The Court did a very scholarly job of reviewing the bad history of ad valorem-backed bonds in Florida and the two main "exception" cases. It also discussed (cogently) the Volusia County case that held that the County couldn't pledge a hodge podge of non-ad volorem revenues to back a bond if it appeared that the county might have to raise ad valorem taxes to replace the pledged revenues. The Court concluded that the Miami Beach and Sarasota School Board cases went too far and reeled them back in.

So, in the span of two weeks we find out that local governments get huge discretion to issue bonds backed by special assessments and have little or no discretion to issue bonds backed by ANY kind of ad valorem revenues. Two results are pretty much automatic:

1) HEELLLOOOO MSTUs and Special Districts with special assessments. I'm guessing we'll see lots and lots of these because its the only way left to raise funds to pay for infrastructure.

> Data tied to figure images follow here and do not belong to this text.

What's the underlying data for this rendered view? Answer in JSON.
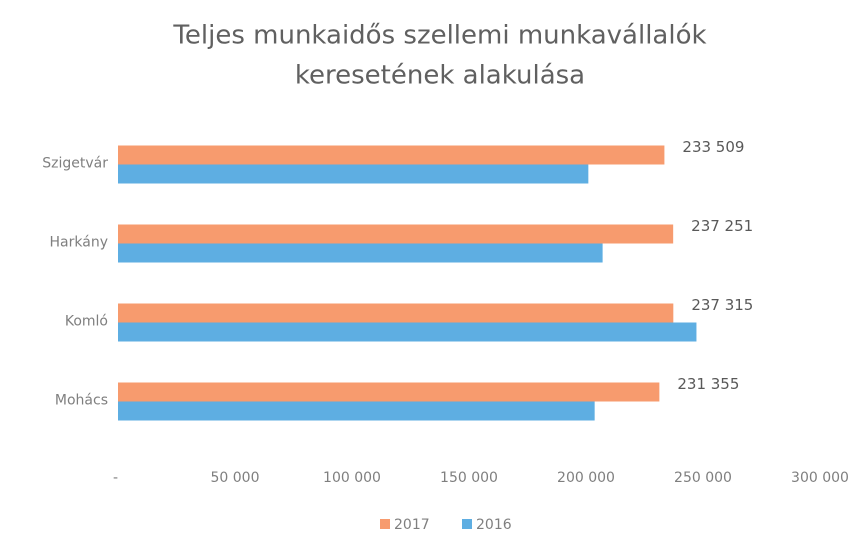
{
  "chart_data": {
    "type": "hbar",
    "title": [
      "Teljes munkaidős szellemi munkavállalók",
      "keresetének alakulása"
    ],
    "categories": [
      "Szigetvár",
      "Harkány",
      "Komló",
      "Mohács"
    ],
    "series": [
      {
        "name": "2017",
        "color": "#f79b6e",
        "values": [
          233509,
          237251,
          237315,
          231355
        ],
        "value_labels": [
          "233 509",
          "237 251",
          "237 315",
          "231 355"
        ]
      },
      {
        "name": "2016",
        "color": "#5eaee2",
        "values": [
          201000,
          207100,
          247200,
          203700
        ]
      }
    ],
    "xlim": [
      0,
      300000
    ],
    "xticks": [
      {
        "value": 0,
        "label": "-"
      },
      {
        "value": 50000,
        "label": "50 000"
      },
      {
        "value": 100000,
        "label": "100 000"
      },
      {
        "value": 150000,
        "label": "150 000"
      },
      {
        "value": 200000,
        "label": "200 000"
      },
      {
        "value": 250000,
        "label": "250 000"
      },
      {
        "value": 300000,
        "label": "300 000"
      }
    ],
    "legend": "bottom"
  }
}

[Well, maybe we won't see so many in the short run. After over 25 years of Republican preaching about "no new taxes" and government waste, the citizenry thinks that it can get better roads and other infrastructure for free. It's all new development's fault, just use impact fees to do it, and if they don't work, screw around with concurrency to create moratoria and then make them pay for everything just to be able to do anything. In that climate, we probably won't see cities and counties establishing responsible ways to pay for infrastructure until they lose a few major cases.]

2) Bye, bye CRAs!!! No bonding for TIF revenues from CRAs, so why bother - straight into special assessment districts. First they lose the power to condemn for redevelopment, and now they lose the ability to bond TIF dollars - the two useful functions of CRAs are now pretty much toast.